A geografia que molda o quotidiano
A serra não é cenário. É onde se vai buscar lenha, onde pastam os cabreiros, onde se colhem fungos no outono. Os 3409 habitantes distribuem-se por Lamas, Cercal do Alentejo e Cercal do Ribatejo, nomes que se confundem na boca dos mais velhos. As ribeiras temporárias - a Ventosa, a do Pego - secam no Verão mas ainda assim marcam o terreno como cicatrizes. Os trilhos que vão para a serra começam mesmo nas portas das casas: passa-se pelo chafariz da Boa Vista, sobe-se pela vereda onde o xisto escorrega debaixo dos pés, entra-se no sobreiral onde o alecrim cheira a pólvora quando se esfrega.
A terra soa oca debaixo das botas nos dias de grande calor. Nos caminhos entre Lamas e Cercal, o zumbido das abelhas torna-se ensurdecedor junto aos pomares - maçãs de Alcobaça na Horta Nova, peras Rocha no Vale de Maceira. As vinhas estendem-se em renques que os trabalhadores conhecem como a palma da mão, expostas a sul onde o sol queima as uvas e lhes dá o sabor a terra que se sente nos vinhos da cooperativa.
Raízes que permanecem
Lamas é onde a água parava. Cercal é onde se cercava o gado. Os nomes dizem o que era preciso saber antes de haida cartografia. Três igrejas marcam o tempo: a matriz de Lamas com a sua torre sineira que toca às sete e às sete apenas, a ermida de São Sebastião em Cercal onde se vai em procissão quando a seca persiste, os Paços do Concelho de Cercal que lembram quando esta vila teve foros.
A economia é o que sempre foi: vindima em Setembro, oliveira em Novembro, restolho em Maio. Os números contam a história que todos conhecem: os jovens vão-se embora para Lisboa ou para a construção, ficam os velhos que ainda conseguem subir à serra. As casas de cal branca vão ficando vazias, mas as que ainda têm gente conservam-se - pintam-se as paredes todos os anos, limpam-se as pedras da eira onde se secava o milho.

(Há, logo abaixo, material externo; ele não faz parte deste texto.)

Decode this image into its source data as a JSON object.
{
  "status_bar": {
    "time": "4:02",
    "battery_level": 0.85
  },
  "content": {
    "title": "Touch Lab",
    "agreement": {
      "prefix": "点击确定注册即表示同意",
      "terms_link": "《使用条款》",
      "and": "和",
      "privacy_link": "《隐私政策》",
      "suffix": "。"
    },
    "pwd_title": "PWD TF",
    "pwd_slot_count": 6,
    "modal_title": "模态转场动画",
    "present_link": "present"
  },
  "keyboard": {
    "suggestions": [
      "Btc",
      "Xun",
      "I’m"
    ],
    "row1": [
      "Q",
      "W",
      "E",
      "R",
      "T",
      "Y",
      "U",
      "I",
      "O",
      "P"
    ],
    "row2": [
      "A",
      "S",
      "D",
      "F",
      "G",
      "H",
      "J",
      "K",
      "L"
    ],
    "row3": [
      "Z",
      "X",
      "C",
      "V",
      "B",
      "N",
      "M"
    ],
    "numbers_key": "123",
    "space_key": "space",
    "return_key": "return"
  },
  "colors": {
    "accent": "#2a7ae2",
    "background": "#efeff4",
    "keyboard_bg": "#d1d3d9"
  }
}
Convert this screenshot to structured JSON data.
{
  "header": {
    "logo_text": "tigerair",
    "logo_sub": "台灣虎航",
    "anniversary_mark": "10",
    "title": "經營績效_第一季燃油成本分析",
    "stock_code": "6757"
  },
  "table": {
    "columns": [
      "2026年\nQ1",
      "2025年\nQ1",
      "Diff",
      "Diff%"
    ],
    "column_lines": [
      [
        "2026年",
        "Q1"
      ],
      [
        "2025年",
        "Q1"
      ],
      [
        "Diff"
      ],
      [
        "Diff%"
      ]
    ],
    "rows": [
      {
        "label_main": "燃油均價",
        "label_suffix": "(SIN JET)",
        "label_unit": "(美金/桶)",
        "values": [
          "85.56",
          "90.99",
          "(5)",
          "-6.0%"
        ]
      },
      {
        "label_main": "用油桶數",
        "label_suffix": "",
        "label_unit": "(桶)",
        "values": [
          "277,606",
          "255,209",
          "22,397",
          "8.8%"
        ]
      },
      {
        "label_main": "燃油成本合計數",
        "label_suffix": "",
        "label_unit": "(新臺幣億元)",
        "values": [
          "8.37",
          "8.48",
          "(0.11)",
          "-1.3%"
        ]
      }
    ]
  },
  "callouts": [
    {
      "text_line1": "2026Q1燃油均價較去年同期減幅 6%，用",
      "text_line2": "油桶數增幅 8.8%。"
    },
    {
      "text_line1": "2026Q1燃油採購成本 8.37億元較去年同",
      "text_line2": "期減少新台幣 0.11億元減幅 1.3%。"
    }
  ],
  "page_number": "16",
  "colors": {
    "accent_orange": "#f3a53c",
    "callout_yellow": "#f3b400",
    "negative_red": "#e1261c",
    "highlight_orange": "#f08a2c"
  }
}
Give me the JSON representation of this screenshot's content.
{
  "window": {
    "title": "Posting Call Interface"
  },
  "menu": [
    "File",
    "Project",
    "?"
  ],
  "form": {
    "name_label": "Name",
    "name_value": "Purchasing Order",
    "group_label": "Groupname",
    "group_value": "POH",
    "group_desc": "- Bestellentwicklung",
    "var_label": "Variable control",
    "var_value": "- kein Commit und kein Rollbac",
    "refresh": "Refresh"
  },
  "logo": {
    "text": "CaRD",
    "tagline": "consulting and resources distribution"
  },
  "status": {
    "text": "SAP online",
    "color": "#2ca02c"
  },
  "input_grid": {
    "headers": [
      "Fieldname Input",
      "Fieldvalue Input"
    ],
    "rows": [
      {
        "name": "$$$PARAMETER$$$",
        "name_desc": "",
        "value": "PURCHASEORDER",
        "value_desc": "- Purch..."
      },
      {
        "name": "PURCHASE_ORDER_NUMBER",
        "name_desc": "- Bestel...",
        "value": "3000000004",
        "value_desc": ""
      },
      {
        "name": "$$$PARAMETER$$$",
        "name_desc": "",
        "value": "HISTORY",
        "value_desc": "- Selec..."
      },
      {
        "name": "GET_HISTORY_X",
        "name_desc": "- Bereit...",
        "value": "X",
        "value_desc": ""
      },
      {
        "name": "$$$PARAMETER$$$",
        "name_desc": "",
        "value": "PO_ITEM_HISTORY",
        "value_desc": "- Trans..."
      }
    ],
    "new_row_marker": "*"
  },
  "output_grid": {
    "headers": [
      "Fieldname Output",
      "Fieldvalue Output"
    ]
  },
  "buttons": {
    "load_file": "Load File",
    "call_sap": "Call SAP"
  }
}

Produtos da terra e da da tradição
Na mercearia da Glória vende-se ginja da dona Antónia - não tem rótulo, vem em garrafas de vidro reutilizadas que ela enche na cave de casa. O queijo do João tem crosta dura porque é feito na adega onde o fumo do fogão a lenha o cura durante o Inverno. O azeite do Sr. Manuel é tão verde que mancha o pão - colhe-se à mão na quinta do Carvalhal, vai-se logo para o lagar em Cercal antes que as folhas murchem.
O turismo chega devagar. Há quartos na casa da avó que se transformaram, mas é gente que vem para caminhar na serra, que pergunta onde se come sopas de tomate com enxertia, que se senta no café Central a beber um café pingado enquanto ouve as notícias da vila.
O sol põe-se atrás da serra e tudo muda de cor - as vinhas tornam-se douradas, as pedras da igreja queimam, o céu fica da cor da groselha que a vizinha oferece no final do jantar. Quando o sino toca, ecoa pelo vale abaixo, sobe pelas ravinas, entra pelas janelas abertas das cozinhas onde ainda se cozinha com lenha. É este cheiro a fogo e a jantar que fica na roupa de quem passa por Lamas e Cercal.